Matthew Seaman m.seaman at infracaninophile.co.uk
Tue Jan 13 15:46:32 UTC 2015


On 01/13/15 15:24, Patrick Powell wrote:
> On 01/12/15 11:46, Chris H wrote:
>>
>>> My main complaint with pkg is the persistent misunderstanding that
>>> binary packages are a direct replacement for ports.
>>> http://www.wonkity.com/~wblock/docs/html/pkg.html
>> I'd be inclined to agree here.

The aim with pkg(8) in this regard was to make it possible to maintain a
machine using only binary packages.  Something that it has succeeded at,
given the proviso that you have access to a repo with all the
customizations you need available.  If the default options don't cut it
for you, in order to use only binary packages that means you need to run
your own poudriere setup -- which is well worth it if you're managing
several machines / jails etc.  You don't need a ports tree on every
single machine, and the length of your intervention on a production
server is pretty much as long as 'pkg upgrade' takes to run, which is
much quicker and less intrusive than running builds locally.

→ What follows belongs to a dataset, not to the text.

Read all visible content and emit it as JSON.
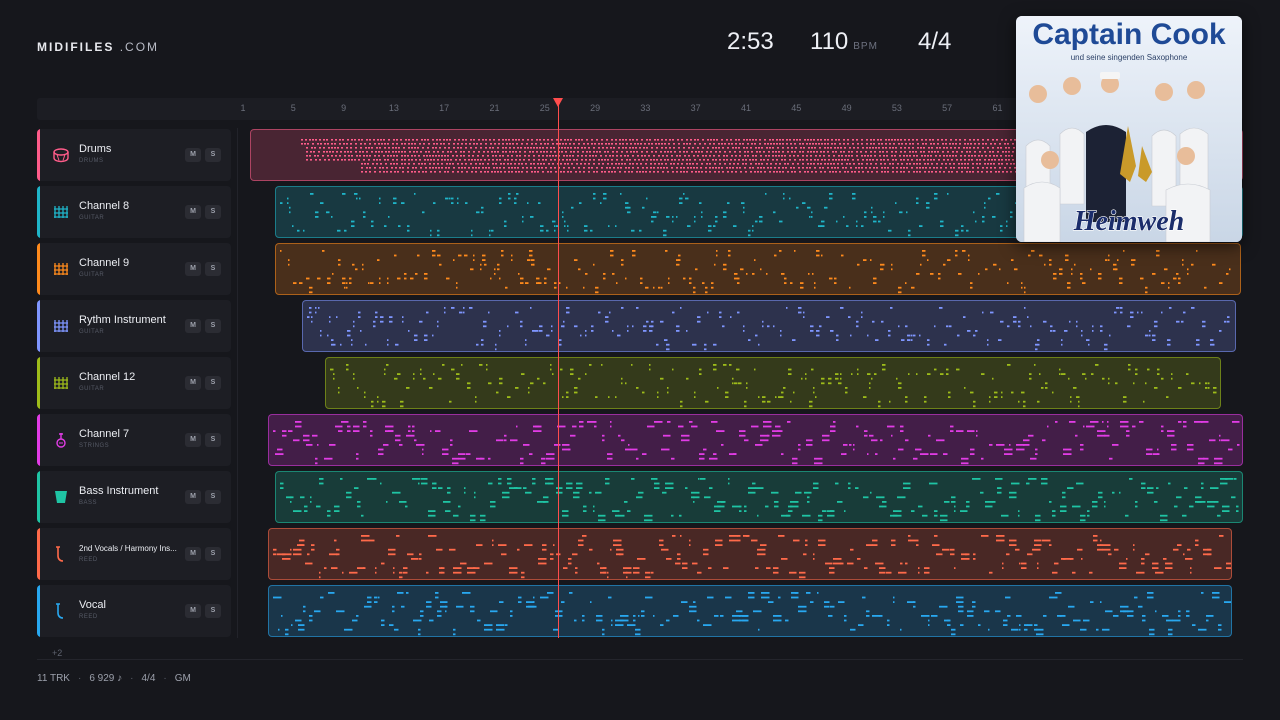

However, while pkg(8) now has the right mechanics to maintain a machine
with binaries only, the ports tree is still (despite all the work that
has been going into it recently) not yet set up to support doing that
very effectively.  In essence, we'd need to be building several
different 'flavours' for certain packages, along with various other
enhancements like sub-packages and PROVIDES/REQUIRES style dependencies.

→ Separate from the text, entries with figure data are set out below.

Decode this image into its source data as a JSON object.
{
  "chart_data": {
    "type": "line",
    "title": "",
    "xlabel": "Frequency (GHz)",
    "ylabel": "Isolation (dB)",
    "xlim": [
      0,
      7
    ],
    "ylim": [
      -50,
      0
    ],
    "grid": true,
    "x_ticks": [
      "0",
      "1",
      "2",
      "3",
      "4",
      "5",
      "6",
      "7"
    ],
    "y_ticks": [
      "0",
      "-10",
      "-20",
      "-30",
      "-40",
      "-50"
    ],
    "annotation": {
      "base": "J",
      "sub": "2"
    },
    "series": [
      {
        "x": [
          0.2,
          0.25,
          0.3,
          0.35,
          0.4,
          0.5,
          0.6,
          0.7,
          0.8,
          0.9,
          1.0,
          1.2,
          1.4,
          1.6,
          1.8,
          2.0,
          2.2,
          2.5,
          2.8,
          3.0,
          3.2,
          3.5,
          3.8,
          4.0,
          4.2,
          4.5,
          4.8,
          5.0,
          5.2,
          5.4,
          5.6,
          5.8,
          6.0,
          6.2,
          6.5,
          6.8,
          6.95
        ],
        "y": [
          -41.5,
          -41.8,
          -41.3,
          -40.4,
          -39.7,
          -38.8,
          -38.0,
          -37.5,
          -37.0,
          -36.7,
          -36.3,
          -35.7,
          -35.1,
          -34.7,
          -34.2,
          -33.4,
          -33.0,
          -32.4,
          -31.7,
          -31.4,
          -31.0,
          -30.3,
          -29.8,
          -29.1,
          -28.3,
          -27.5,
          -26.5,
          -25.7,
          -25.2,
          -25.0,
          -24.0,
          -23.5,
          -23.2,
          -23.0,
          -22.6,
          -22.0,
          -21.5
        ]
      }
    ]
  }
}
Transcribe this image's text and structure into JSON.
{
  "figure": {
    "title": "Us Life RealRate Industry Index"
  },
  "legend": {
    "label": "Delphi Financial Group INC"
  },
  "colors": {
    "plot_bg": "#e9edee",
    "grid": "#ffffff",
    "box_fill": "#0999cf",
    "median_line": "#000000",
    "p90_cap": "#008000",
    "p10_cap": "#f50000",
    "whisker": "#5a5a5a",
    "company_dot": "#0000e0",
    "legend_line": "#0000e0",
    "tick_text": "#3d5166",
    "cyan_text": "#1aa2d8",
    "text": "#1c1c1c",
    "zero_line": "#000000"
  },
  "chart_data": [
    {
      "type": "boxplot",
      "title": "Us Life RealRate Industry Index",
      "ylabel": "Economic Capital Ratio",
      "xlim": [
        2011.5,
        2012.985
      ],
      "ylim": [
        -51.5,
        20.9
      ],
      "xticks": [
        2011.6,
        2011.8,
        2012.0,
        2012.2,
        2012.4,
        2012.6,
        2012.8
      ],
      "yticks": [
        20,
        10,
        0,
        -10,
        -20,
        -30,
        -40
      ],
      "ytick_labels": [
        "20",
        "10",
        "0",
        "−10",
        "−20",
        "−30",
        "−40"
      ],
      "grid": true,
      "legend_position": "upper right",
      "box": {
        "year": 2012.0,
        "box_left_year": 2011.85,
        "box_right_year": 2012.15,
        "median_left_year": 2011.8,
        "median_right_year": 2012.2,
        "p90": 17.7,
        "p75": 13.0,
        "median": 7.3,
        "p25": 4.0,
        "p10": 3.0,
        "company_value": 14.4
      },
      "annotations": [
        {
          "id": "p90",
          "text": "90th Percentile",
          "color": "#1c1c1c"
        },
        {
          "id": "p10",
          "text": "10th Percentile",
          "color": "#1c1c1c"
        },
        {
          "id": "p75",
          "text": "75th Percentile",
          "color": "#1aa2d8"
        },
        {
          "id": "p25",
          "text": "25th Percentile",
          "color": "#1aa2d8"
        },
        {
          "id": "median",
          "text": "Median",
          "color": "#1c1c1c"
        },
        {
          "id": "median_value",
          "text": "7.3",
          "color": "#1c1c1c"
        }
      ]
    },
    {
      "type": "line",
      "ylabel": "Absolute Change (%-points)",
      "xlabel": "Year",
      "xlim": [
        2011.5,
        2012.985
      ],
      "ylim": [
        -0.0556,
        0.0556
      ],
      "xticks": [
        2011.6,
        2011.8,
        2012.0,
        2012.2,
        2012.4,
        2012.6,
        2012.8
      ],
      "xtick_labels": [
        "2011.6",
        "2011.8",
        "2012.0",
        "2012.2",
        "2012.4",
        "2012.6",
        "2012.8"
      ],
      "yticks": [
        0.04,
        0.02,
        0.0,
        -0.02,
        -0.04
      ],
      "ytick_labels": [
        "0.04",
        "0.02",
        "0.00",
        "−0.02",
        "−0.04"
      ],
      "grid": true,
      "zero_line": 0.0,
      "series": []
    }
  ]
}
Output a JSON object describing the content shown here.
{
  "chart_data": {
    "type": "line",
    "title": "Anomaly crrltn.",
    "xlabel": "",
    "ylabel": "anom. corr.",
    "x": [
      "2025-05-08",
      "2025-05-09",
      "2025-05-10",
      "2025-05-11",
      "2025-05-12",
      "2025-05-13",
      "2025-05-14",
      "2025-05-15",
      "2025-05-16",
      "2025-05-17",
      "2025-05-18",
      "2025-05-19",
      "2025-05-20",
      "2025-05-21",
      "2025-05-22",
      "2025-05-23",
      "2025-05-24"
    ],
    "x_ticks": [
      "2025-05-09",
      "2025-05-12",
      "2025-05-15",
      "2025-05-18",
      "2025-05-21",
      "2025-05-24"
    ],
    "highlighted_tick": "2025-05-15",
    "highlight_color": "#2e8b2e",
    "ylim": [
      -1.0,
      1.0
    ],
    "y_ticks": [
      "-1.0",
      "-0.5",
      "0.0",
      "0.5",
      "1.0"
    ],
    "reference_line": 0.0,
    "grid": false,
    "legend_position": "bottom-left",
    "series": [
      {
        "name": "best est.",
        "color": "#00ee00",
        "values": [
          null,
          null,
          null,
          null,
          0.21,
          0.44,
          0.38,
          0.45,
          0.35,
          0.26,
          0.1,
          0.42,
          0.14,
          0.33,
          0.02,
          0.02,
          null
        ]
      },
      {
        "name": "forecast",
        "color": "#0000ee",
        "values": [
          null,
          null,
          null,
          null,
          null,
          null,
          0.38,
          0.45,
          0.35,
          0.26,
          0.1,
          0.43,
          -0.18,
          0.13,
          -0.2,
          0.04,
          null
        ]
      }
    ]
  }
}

Note that *none* of this is going to impede building stuff straight out
of ports in the time honoured fashion.  That simply is not on the pkg(8)
agenda.

> There are some ports that almost demand a local version - apr (Apache
> Portability Library) being one of them.
> Currently,  I am locking 'apr' so that pkg upgrade does not clobber
> apr,  and this has worked so far.
> 
> Just an observation.

Yes, absolutely.  The configurability with the ports tree is one of it's
major benefits, and yet also a significant hindrance in many circumstances.